Mr. Newberry illustrated with his two arms the action of
a huge house being allowed to sink slowly to a firm rest.
"You don't say so!" said Mr. Spillikins, lost in amazement
at the wonderful physical strength that Mr. Newberry must
have.
"Excuse me just a minute," broke off Mr. Newberry, "while
I smooth out the gravel where you're standing. You've
rather disturbed it, I'm afraid."
"Oh, I'm awfully sorry," said Mr. Spillikins.
"Oh, not at all, not at all," said his host. "I don't
mind in the least. It's only on account of McAlister."
"Who?" asked Mr. Spillikins.
"My gardener. He doesn't care to have us walk on the
gravel paths. It scuffs up the gravel so. But sometimes
one forgets."
It should be said here, for the sake of clearness, that
one of the chief glories of Castel Casteggio lay in its
servants. All of them, it goes without saying, had been
brought from Great Britain. The comfort they gave to Mr.
and Mrs. Newberry was unspeakable. In fact, as they
themselves admitted, servants of the kind are simply not
to be found in America.
"Our Scotch gardener," Mrs. Newberry always explained
"is a perfect character. I don't know how we could get
another like him. Do you know, my dear, he simply won't
allow us to pick the roses; and if any of us walk across
the grass he is furious. And he positively refuses to
let us use the vegetables. He told me quite plainly that
if we took any of his young peas or his early cucumbers
he would leave.
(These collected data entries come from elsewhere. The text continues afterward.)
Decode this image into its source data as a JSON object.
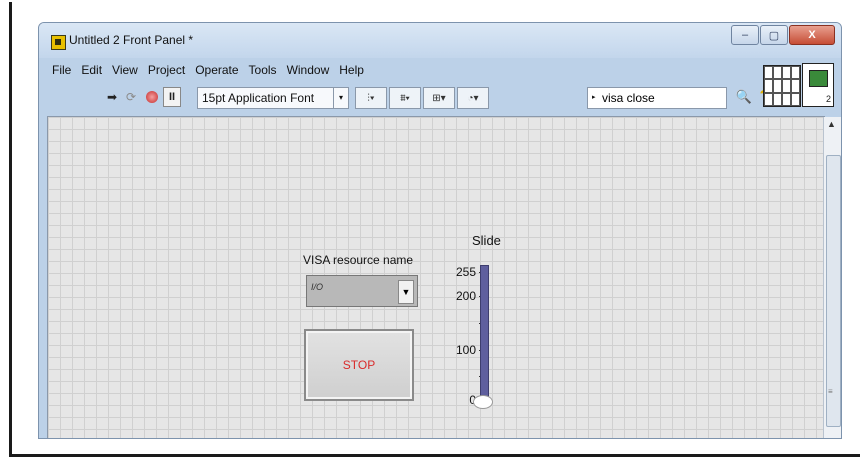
{
  "window": {
    "title": "Untitled 2 Front Panel *",
    "controls": {
      "minimize": "–",
      "maximize": "▢",
      "close": "X"
    }
  },
  "menu": {
    "items": [
      "File",
      "Edit",
      "View",
      "Project",
      "Operate",
      "Tools",
      "Window",
      "Help"
    ]
  },
  "toolbar": {
    "run_icon": "run-arrow-icon",
    "run_continuously_icon": "run-continuously-icon",
    "abort_icon": "abort-icon",
    "pause_label": "II",
    "font_select": "15pt Application Font",
    "font_select_arrow": "▾",
    "align_icon": "align-objects-icon",
    "distribute_icon": "distribute-objects-icon",
    "resize_icon": "resize-objects-icon",
    "reorder_icon": "reorder-icon",
    "search_value": "visa close",
    "search_icon": "magnifier-icon",
    "help_label": "?",
    "vi_icon_number": "2"
  },
  "panel": {
    "visa_label": "VISA resource name",
    "visa_value": "",
    "stop_label": "STOP",
    "slide_label": "Slide",
    "slide_ticks": [
      "255",
      "200",
      "100",
      "0"
    ],
    "slide_value": 0,
    "colors": {
      "stop_text": "#d92b2b",
      "slider_fill": "#5f5f9e",
      "grid_bg": "#e6e6e6"
    }
  }
}
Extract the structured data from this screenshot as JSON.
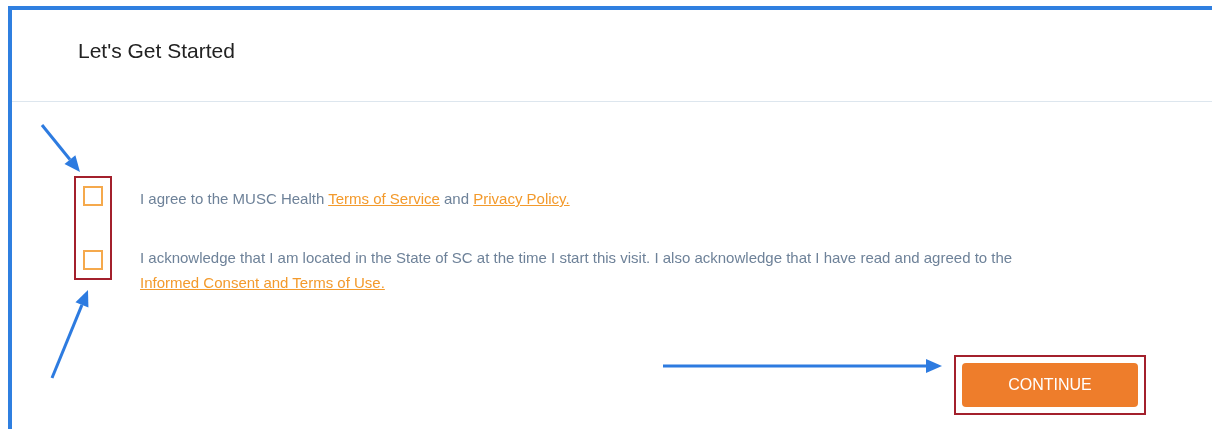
{
  "dialog": {
    "title": "Let's Get Started"
  },
  "agreements": [
    {
      "checked": false,
      "segments": [
        {
          "kind": "text",
          "text": "I agree to the MUSC Health "
        },
        {
          "kind": "link",
          "text": "Terms of Service"
        },
        {
          "kind": "text",
          "text": " and "
        },
        {
          "kind": "link",
          "text": "Privacy Policy."
        }
      ]
    },
    {
      "checked": false,
      "segments": [
        {
          "kind": "text",
          "text": "I acknowledge that I am located in the State of SC at the time I start this visit. I also acknowledge that I have read and agreed to the "
        },
        {
          "kind": "link",
          "text": "Informed Consent and Terms of Use."
        }
      ]
    }
  ],
  "continue_button": {
    "label": "CONTINUE"
  }
}
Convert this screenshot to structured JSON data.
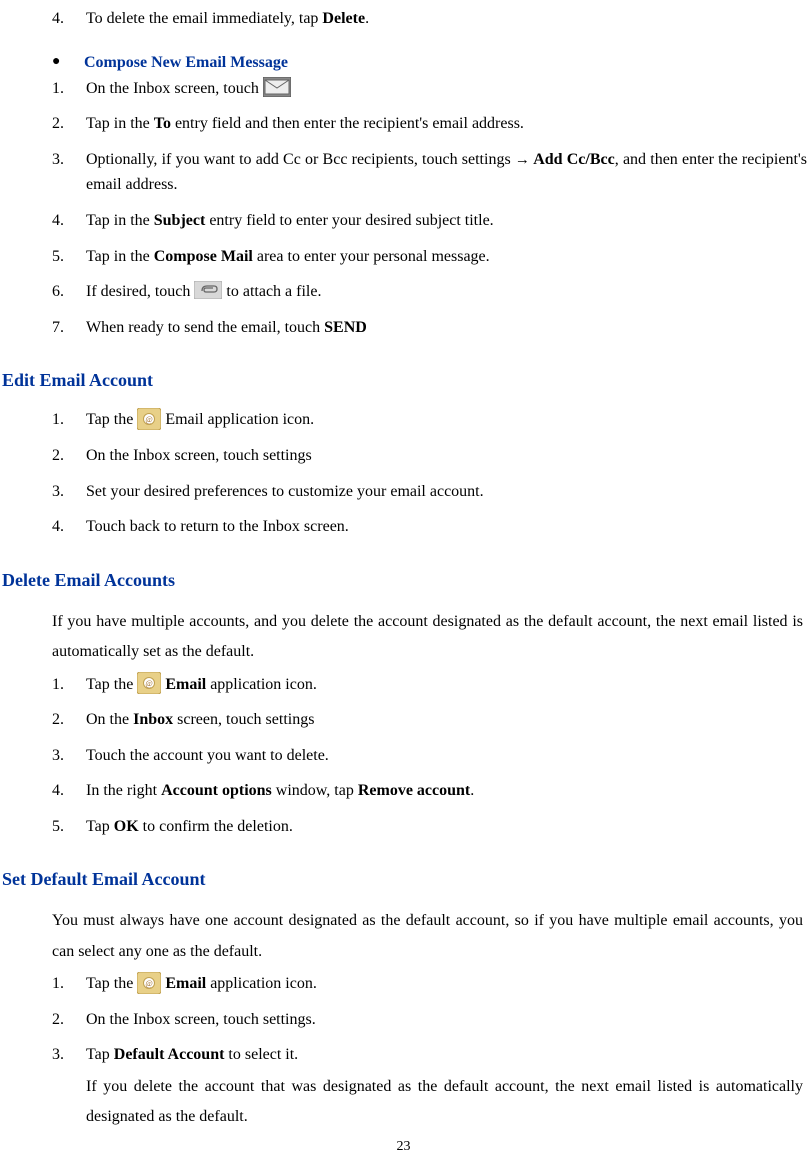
{
  "top_item4_num": "4.",
  "top_item4_prefix": "To delete the email immediately, tap ",
  "top_item4_bold": "Delete",
  "top_item4_suffix": ".",
  "compose_bullet": "●",
  "compose_heading": "Compose New Email Message",
  "compose": {
    "i1_num": "1.",
    "i1_text": "On the Inbox screen, touch ",
    "i2_num": "2.",
    "i2_prefix": "Tap in the ",
    "i2_bold": "To",
    "i2_suffix": " entry field and then enter the recipient's email address.",
    "i3_num": "3.",
    "i3_prefix": "Optionally, if you want to add Cc or Bcc recipients, touch settings ",
    "i3_arrow": "→",
    "i3_bold": " Add Cc/Bcc",
    "i3_suffix": ", and then enter the recipient's email address.",
    "i4_num": "4.",
    "i4_prefix": "Tap in the ",
    "i4_bold": "Subject",
    "i4_suffix": " entry field to enter your desired subject title.",
    "i5_num": "5.",
    "i5_prefix": "Tap in the ",
    "i5_bold": "Compose Mail",
    "i5_suffix": " area to enter your personal message.",
    "i6_num": "6.",
    "i6_prefix": "If desired, touch",
    "i6_suffix": " to attach a file.",
    "i7_num": "7.",
    "i7_prefix": "When ready to send the email, touch ",
    "i7_bold": "SEND"
  },
  "edit_heading": "Edit Email Account",
  "edit": {
    "i1_num": "1.",
    "i1_prefix": "Tap the ",
    "i1_suffix": " Email application icon.",
    "i2_num": "2.",
    "i2_text": "On the Inbox screen, touch settings",
    "i3_num": "3.",
    "i3_text": "Set your desired preferences to customize your email account.",
    "i4_num": "4.",
    "i4_text": "Touch back to return to the Inbox screen."
  },
  "delete_heading": "Delete Email Accounts",
  "delete_intro": "If you have multiple accounts, and you delete the account designated as the default account, the next email listed is automatically set as the default.",
  "delete": {
    "i1_num": "1.",
    "i1_prefix": "Tap the ",
    "i1_bold": " Email",
    "i1_suffix": " application icon.",
    "i2_num": "2.",
    "i2_prefix": "On the ",
    "i2_bold": "Inbox",
    "i2_suffix": " screen, touch settings",
    "i3_num": "3.",
    "i3_text": "Touch the account you want to delete.",
    "i4_num": "4.",
    "i4_prefix": "In the right ",
    "i4_bold1": "Account options",
    "i4_mid": " window, tap ",
    "i4_bold2": "Remove account",
    "i4_suffix": ".",
    "i5_num": "5.",
    "i5_prefix": "Tap ",
    "i5_bold": "OK",
    "i5_suffix": " to confirm the deletion."
  },
  "default_heading": "Set Default Email Account",
  "default_intro": "You must always have one account designated as the default account, so if you have multiple email accounts, you can select any one as the default.",
  "default": {
    "i1_num": "1.",
    "i1_prefix": "Tap the ",
    "i1_bold": " Email",
    "i1_suffix": " application icon.",
    "i2_num": "2.",
    "i2_text": "On the Inbox screen, touch settings.",
    "i3_num": "3.",
    "i3_prefix": "Tap ",
    "i3_bold": "Default Account",
    "i3_suffix": " to select it."
  },
  "default_note": "If you delete the account that was designated as the default account, the next email listed is automatically designated as the default.",
  "page_number": "23"
}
We are to have them later on when he's
finished growing them."
"How delightful it is to have servants of that sort,"
the lady addressed would murmur; "so devoted and so
different from servants on this side of the water. Just
imagine, my dear, my chauffeur, when I was in Colorado,
actually threatened to leave me merely because I wanted
to reduce his wages. I think it's these wretched labour
unions."
"I'm sure it is. Of course we have trouble with McAlister
at times, but he's always very reasonable when we put
things in the right light. Last week, for example, I was
afraid that we had gone too far with him. He is always
accustomed to have a quart of beer every morning at
half-past ten--the maids are told to bring it out to him,
and after that he goes to sleep in the little arbour
beside the tulip bed. And the other day when he went
there he found that one of our guests who hadn't been
told, was actually sitting in there reading. Of course
he was _furious_. I was afraid for the moment that he would
give notice on the spot."
"What _would_ you have done?"
"Positively, my dear, I don't know. But we explained to
him at once that it was only an accident and that the
person hadn't known and that of course it wouldn't occur
again. After that he was softened a little, but he went
off muttering to himself, and that evening he dug up all
the new tulips and threw them over the fence. We saw him
do it, but we didn't dare say anything."
"Oh no," echoed the other lady; "if you had you might
have lost him."
"Exactly. And I don't think we could possibly get another
man like him; at least, not on this side of the water."
* * * * * * *
"But come," said Mr. Newberry, after he had finished
adjusting the gravel with his foot, "there are Mrs.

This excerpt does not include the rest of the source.